Whatever one’s views are on this ruling, it is now binding law. To advocate on behalf of a  designated Terrorist group  constitutes the felony of “providing material support” if that advocacy is coordinated with the group.

And he notes the hypocrisy, referencing a previous post where he highlighted the many muslims who have been charged under the statute:

A Staten Island satellite TV salesman in 2009 was  sentenced to five years  in federal prison merely for including a Hezbollah TV channel as part of the satellite package he sold to customers;

a Massachusetts resident, Tarek Mehanna, is  being prosecuted now  ”for posting pro-jihadist material on the internet”;

a 24-year-old Pakistani legal resident living in Virginia, Jubair Ahmad, was  indicted last September  for uploading a 5-minute video to YouTube that was highly critical of U.S. actions in the Muslim world, an allegedly criminal act simply because prosecutors claim he discussed the video in advance with the son of a leader of  a designated Terrorist organization  (Lashkar-e-Tayyiba);

a Saudi Arabian graduate student, Sami Omar al-Hussayen,  was  prosecuted  simply for maintaining a website with links “to groups that praised suicide bombings in Chechnya and in Israel” and “jihadist” sites that solicited donations for extremist groups (he was ultimately acquitted);  and,

 last July,  a 22-year-old former Penn State student and son of an instructor at the school, Emerson Winfield Begolly,  was indicted for — in  the FBI’s words  — “repeatedly using the Internet to  promote violent jihad  against Americans”  by posting comments on a “jihadist” Internet forum including “a comment online that  praised  the shootings” at a Marine Corps base, action which former Obama lawyer Marty Lederman  said  ”does not at first glance appear to be different from the sort of advocacy of unlawful conduct that is entitled to substantial First Amendment protection.”

Now, he writes, "we have the most well-connected national security and military officials in Washington doing far more than all of that right out in the open — they’re receiving large payments from a Terrorist group, meeting with its leaders, attending their meetings, and then advocating for them in very public forums; Howard Dean, after getting paid by the group,actually called  for MEK’s leader to be recognized as the legitimate President of Iran   – and so far none have been prosecuted or even indicted. The Treasury Department investigation must at least scare them."

* * *

Talking Points Memo  adds:

TPM reached out to nearly two dozen high-profile speakers from past pro-MEK events, many of whom have acknowledged being paid, and who have advocated for taking the Iranian opposition group Mujahideen-e Khalq taken off the State Department’s list of terrorist organizations. Most didn’t respond. Those who did, like former Attorney General Michael Mukasey, had no comment. And those we managed to get on the phone didn’t have much to say either.

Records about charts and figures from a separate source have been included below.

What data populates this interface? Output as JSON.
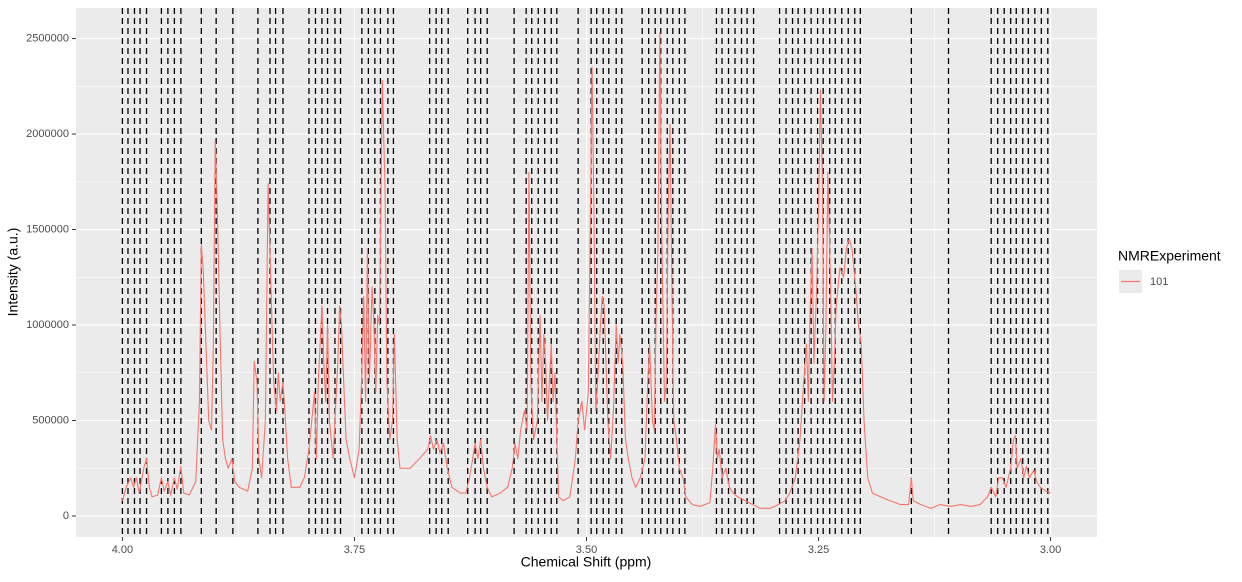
{
  "chart_data": {
    "type": "line",
    "x_label": "Chemical Shift (ppm)",
    "y_label": "Intensity (a.u.)",
    "legend_title": "NMRExperiment",
    "legend_position": "right",
    "xlim": [
      4.05,
      2.95
    ],
    "ylim": [
      -110000,
      2660000
    ],
    "xticks": [
      {
        "value": 4.0,
        "label": "4.00"
      },
      {
        "value": 3.75,
        "label": "3.75"
      },
      {
        "value": 3.5,
        "label": "3.50"
      },
      {
        "value": 3.25,
        "label": "3.25"
      },
      {
        "value": 3.0,
        "label": "3.00"
      }
    ],
    "yticks": [
      0,
      500000,
      1000000,
      1500000,
      2000000,
      2500000
    ],
    "grid": true,
    "panel_color": "#ebebeb",
    "vline_color": "#000000",
    "vlines": [
      4.0,
      3.994,
      3.987,
      3.981,
      3.974,
      3.958,
      3.951,
      3.944,
      3.937,
      3.915,
      3.899,
      3.881,
      3.854,
      3.841,
      3.835,
      3.827,
      3.799,
      3.792,
      3.785,
      3.779,
      3.771,
      3.765,
      3.742,
      3.735,
      3.728,
      3.722,
      3.714,
      3.708,
      3.669,
      3.662,
      3.656,
      3.649,
      3.628,
      3.62,
      3.614,
      3.607,
      3.578,
      3.565,
      3.559,
      3.552,
      3.545,
      3.538,
      3.532,
      3.509,
      3.495,
      3.489,
      3.482,
      3.476,
      3.468,
      3.462,
      3.44,
      3.433,
      3.426,
      3.42,
      3.413,
      3.407,
      3.4,
      3.394,
      3.36,
      3.354,
      3.347,
      3.34,
      3.333,
      3.327,
      3.32,
      3.292,
      3.285,
      3.278,
      3.272,
      3.265,
      3.258,
      3.251,
      3.245,
      3.238,
      3.232,
      3.225,
      3.218,
      3.211,
      3.205,
      3.15,
      3.11,
      3.064,
      3.057,
      3.05,
      3.043,
      3.037,
      3.03,
      3.024,
      3.017,
      3.01,
      3.003
    ],
    "x": [
      4.0,
      3.996,
      3.991,
      3.988,
      3.985,
      3.982,
      3.977,
      3.974,
      3.971,
      3.968,
      3.962,
      3.958,
      3.955,
      3.951,
      3.948,
      3.944,
      3.941,
      3.937,
      3.934,
      3.928,
      3.921,
      3.917,
      3.915,
      3.913,
      3.91,
      3.907,
      3.904,
      3.902,
      3.9,
      3.898,
      3.895,
      3.892,
      3.889,
      3.886,
      3.882,
      3.879,
      3.874,
      3.865,
      3.86,
      3.858,
      3.855,
      3.853,
      3.85,
      3.846,
      3.843,
      3.84,
      3.837,
      3.834,
      3.832,
      3.83,
      3.827,
      3.825,
      3.822,
      3.818,
      3.809,
      3.804,
      3.799,
      3.796,
      3.793,
      3.791,
      3.789,
      3.785,
      3.783,
      3.781,
      3.779,
      3.777,
      3.773,
      3.77,
      3.768,
      3.766,
      3.764,
      3.762,
      3.759,
      3.755,
      3.75,
      3.745,
      3.742,
      3.74,
      3.738,
      3.736,
      3.734,
      3.731,
      3.729,
      3.727,
      3.725,
      3.723,
      3.72,
      3.717,
      3.715,
      3.712,
      3.709,
      3.707,
      3.704,
      3.701,
      3.69,
      3.68,
      3.671,
      3.668,
      3.665,
      3.661,
      3.658,
      3.654,
      3.65,
      3.645,
      3.636,
      3.63,
      3.626,
      3.62,
      3.617,
      3.614,
      3.611,
      3.607,
      3.602,
      3.593,
      3.585,
      3.58,
      3.577,
      3.574,
      3.571,
      3.567,
      3.564,
      3.562,
      3.56,
      3.557,
      3.553,
      3.55,
      3.548,
      3.546,
      3.544,
      3.542,
      3.538,
      3.536,
      3.534,
      3.532,
      3.53,
      3.525,
      3.518,
      3.512,
      3.509,
      3.505,
      3.502,
      3.498,
      3.496,
      3.494,
      3.492,
      3.49,
      3.488,
      3.485,
      3.483,
      3.481,
      3.479,
      3.477,
      3.474,
      3.471,
      3.468,
      3.466,
      3.464,
      3.461,
      3.458,
      3.455,
      3.451,
      3.447,
      3.442,
      3.437,
      3.434,
      3.432,
      3.429,
      3.427,
      3.425,
      3.423,
      3.421,
      3.419,
      3.416,
      3.414,
      3.412,
      3.41,
      3.408,
      3.406,
      3.403,
      3.4,
      3.396,
      3.393,
      3.386,
      3.378,
      3.367,
      3.364,
      3.361,
      3.359,
      3.357,
      3.354,
      3.35,
      3.346,
      3.342,
      3.337,
      3.329,
      3.321,
      3.313,
      3.302,
      3.293,
      3.286,
      3.281,
      3.275,
      3.27,
      3.266,
      3.263,
      3.261,
      3.259,
      3.257,
      3.255,
      3.252,
      3.25,
      3.248,
      3.246,
      3.244,
      3.242,
      3.24,
      3.237,
      3.235,
      3.233,
      3.231,
      3.229,
      3.227,
      3.223,
      3.22,
      3.217,
      3.214,
      3.21,
      3.207,
      3.204,
      3.201,
      3.197,
      3.192,
      3.183,
      3.173,
      3.162,
      3.153,
      3.15,
      3.148,
      3.14,
      3.129,
      3.119,
      3.108,
      3.097,
      3.086,
      3.076,
      3.068,
      3.064,
      3.059,
      3.056,
      3.052,
      3.048,
      3.043,
      3.04,
      3.038,
      3.036,
      3.032,
      3.029,
      3.026,
      3.023,
      3.018,
      3.015,
      3.011,
      3.005,
      3.0
    ],
    "series": [
      {
        "name": "101",
        "color": "#f8766d",
        "values": [
          80000,
          150000,
          200000,
          150000,
          200000,
          120000,
          250000,
          300000,
          150000,
          100000,
          110000,
          200000,
          130000,
          180000,
          110000,
          200000,
          140000,
          260000,
          120000,
          110000,
          180000,
          600000,
          1420000,
          1300000,
          900000,
          500000,
          450000,
          900000,
          1970000,
          1650000,
          1000000,
          400000,
          300000,
          250000,
          300000,
          180000,
          150000,
          130000,
          250000,
          810000,
          700000,
          300000,
          200000,
          500000,
          1740000,
          1200000,
          700000,
          550000,
          750000,
          600000,
          700000,
          550000,
          300000,
          150000,
          150000,
          200000,
          350000,
          500000,
          650000,
          300000,
          700000,
          1100000,
          800000,
          600000,
          1000000,
          500000,
          300000,
          600000,
          800000,
          1100000,
          1000000,
          750000,
          400000,
          300000,
          200000,
          350000,
          750000,
          1150000,
          600000,
          1400000,
          700000,
          1200000,
          1000000,
          650000,
          1050000,
          1000000,
          2280000,
          1700000,
          700000,
          400000,
          500000,
          950000,
          400000,
          250000,
          250000,
          300000,
          350000,
          420000,
          350000,
          400000,
          330000,
          380000,
          250000,
          150000,
          120000,
          120000,
          200000,
          380000,
          300000,
          400000,
          250000,
          150000,
          100000,
          120000,
          150000,
          250000,
          380000,
          300000,
          450000,
          550000,
          450000,
          1800000,
          700000,
          400000,
          500000,
          1050000,
          600000,
          950000,
          800000,
          500000,
          900000,
          600000,
          750000,
          400000,
          100000,
          80000,
          100000,
          300000,
          500000,
          600000,
          450000,
          650000,
          1500000,
          2350000,
          1600000,
          550000,
          700000,
          1000000,
          1150000,
          1100000,
          800000,
          500000,
          300000,
          550000,
          1000000,
          800000,
          950000,
          800000,
          400000,
          300000,
          200000,
          150000,
          200000,
          300000,
          700000,
          900000,
          500000,
          450000,
          1050000,
          1400000,
          2530000,
          1500000,
          600000,
          700000,
          1600000,
          2050000,
          1200000,
          500000,
          400000,
          250000,
          200000,
          100000,
          60000,
          50000,
          70000,
          250000,
          480000,
          300000,
          350000,
          200000,
          250000,
          150000,
          120000,
          100000,
          80000,
          60000,
          40000,
          40000,
          60000,
          80000,
          120000,
          200000,
          400000,
          700000,
          900000,
          600000,
          1100000,
          1400000,
          800000,
          1200000,
          1600000,
          2230000,
          1800000,
          600000,
          1000000,
          1800000,
          1200000,
          600000,
          800000,
          1100000,
          1200000,
          1300000,
          1250000,
          1400000,
          1450000,
          1400000,
          1200000,
          1000000,
          900000,
          500000,
          200000,
          120000,
          100000,
          80000,
          60000,
          60000,
          200000,
          80000,
          60000,
          40000,
          60000,
          50000,
          60000,
          50000,
          60000,
          100000,
          150000,
          100000,
          200000,
          200000,
          150000,
          250000,
          400000,
          420000,
          250000,
          300000,
          200000,
          260000,
          200000,
          240000,
          180000,
          150000,
          130000,
          120000
        ]
      }
    ]
  }
}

“I don’t plan to comment on any of that,” former Vermont Gov. Howard Dean told TPM. “It’s unfortunate because there’s been a lot of misinformation in the mainstream media out there. When the blogs start repeating Iranian propaganda, we’ve got a problem.”

It’s never been entirely clear who actually pays for the speeches, which are typically arranged through speaking agencies. Rendell  told  the  New York Timeshe was under the impression that his speaking fees came from Iranian-American supporters of the MEK and not the group itself. That is in line with what TPM  was told  by an organizer of an August 2011 rally outside the State Department. “Some of them are paid, some of them aren’t,” Hamid Azimi told TPM, adding that people wouldn’t even be asking about the payments if MEK wasn’t on the list.

It is illegal for Americans to do business with designated terrorist groups or, thanks to a recent Supreme Court decision, advocate for positions in coordination with such organizations. The Treasury Department isn’t commenting on the probe.